Вместо ответа Сеня невнятно задал собственный вопрос:
— Может, помочь? Без дела нехорошо.
Зинаида Осиповна заливисто рассмеялась:
— Неудобно? Придумаю — не жалуйся потом!
Петр, который опасался, что Сеня пройдет прямо в купе, увидит открытое окно и сразу догадается, что его тайна раскрыта, обрадовался, что сейчас Сене придумают занятие и у лазутчика есть время, чтобы замести следы преступления. Пока он возился с окном, объявили, что поезд отправляется, и Зинаида Осиповна пронзительно закричала мешкающей паре, которой грозила участь остаться на вокзале:
— Скорее, заходим! Бегом!
Мария Тихоновна и Прохор Николаевич подскочили, выбрались из укрытия и смешно, то и дело отскакивая от кого-нибудь, кто бежал вдоль состава, заторопились к поезду. Их отталкивали на каждом шагу, и была угроза, что им не хватит нескольких метров, чтобы вскочить в вагон, и что поезд тронется без них. Но все же в последний момент они успели схватиться за поручень, и Петр, которого издалека взволновали мучения странной четы, расслабился и облегченно выдохнул.
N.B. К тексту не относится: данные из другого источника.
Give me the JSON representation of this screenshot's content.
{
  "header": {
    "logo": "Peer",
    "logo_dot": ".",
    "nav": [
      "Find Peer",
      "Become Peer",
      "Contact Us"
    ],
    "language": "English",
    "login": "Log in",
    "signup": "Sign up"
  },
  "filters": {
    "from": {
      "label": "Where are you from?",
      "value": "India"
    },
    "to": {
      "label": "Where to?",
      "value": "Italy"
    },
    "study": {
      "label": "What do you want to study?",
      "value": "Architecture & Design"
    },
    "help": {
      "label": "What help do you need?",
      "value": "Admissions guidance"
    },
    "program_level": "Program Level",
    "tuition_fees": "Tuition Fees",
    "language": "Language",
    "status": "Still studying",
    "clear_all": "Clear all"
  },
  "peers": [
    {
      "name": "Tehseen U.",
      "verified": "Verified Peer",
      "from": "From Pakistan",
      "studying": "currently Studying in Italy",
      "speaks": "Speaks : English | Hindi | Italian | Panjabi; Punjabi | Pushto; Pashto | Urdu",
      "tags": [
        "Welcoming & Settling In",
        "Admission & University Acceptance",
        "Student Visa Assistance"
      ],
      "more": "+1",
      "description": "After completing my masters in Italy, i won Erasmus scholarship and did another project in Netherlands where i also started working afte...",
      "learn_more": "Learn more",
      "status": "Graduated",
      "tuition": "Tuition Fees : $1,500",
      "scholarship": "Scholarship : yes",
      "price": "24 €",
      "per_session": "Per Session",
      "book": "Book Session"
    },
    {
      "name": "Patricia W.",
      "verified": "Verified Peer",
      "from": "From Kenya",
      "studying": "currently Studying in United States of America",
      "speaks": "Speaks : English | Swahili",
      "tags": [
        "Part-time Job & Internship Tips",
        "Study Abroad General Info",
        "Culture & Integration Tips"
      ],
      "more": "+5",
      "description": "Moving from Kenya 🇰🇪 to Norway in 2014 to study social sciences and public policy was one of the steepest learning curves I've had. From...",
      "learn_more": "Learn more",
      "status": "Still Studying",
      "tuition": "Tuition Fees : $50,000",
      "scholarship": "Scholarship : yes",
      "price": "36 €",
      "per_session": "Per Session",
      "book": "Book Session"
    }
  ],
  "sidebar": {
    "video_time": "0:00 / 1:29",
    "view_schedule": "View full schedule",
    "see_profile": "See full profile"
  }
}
Соседи вошли, когда за окном проплывал вокзал, и запыхавшаяся Мария Тихоновна держала на ладони оторванную в спешке пуговицу. Петр был доволен, что досадная остановка наконец закончилась, но его внутренняя смута бросала на отъезд тень сожаления, что он расстается со славными, незнакомыми ему лицами — с женщинами, железнодорожниками, деповскими рабочими, офицерами, солдатами. Переполненный вокзал со всей окрестной инфраструктурой: вагонами, мачтами, проводами, трубами, складами, колесными парами, платформами, пристанционными лабазами, составами на путях — выглядел мирным и, несмотря на смятение, безмерно далеким от войны. Квинтэссенция размеренной внестоличной жизни. Вчерашний разговор с Захаром Игнатьевичем — среди их полуночного бдения — казался Петру сном на границе реальности и бреда. Кажется, говорили про шпиона… какой тут, между смирных жителей — обитателей старых домов, деревенских изб и бараков — может быть шпион? Откуда?.. Сеня между тем где-то застрял. Петр слегка насторожился, но потом у него отлегло, когда он услышал неприятный, как скребок по жести, голос своего попутчика:
— Нет, давайте я вам помогу… если чего надо. Поделаю что-нибудь.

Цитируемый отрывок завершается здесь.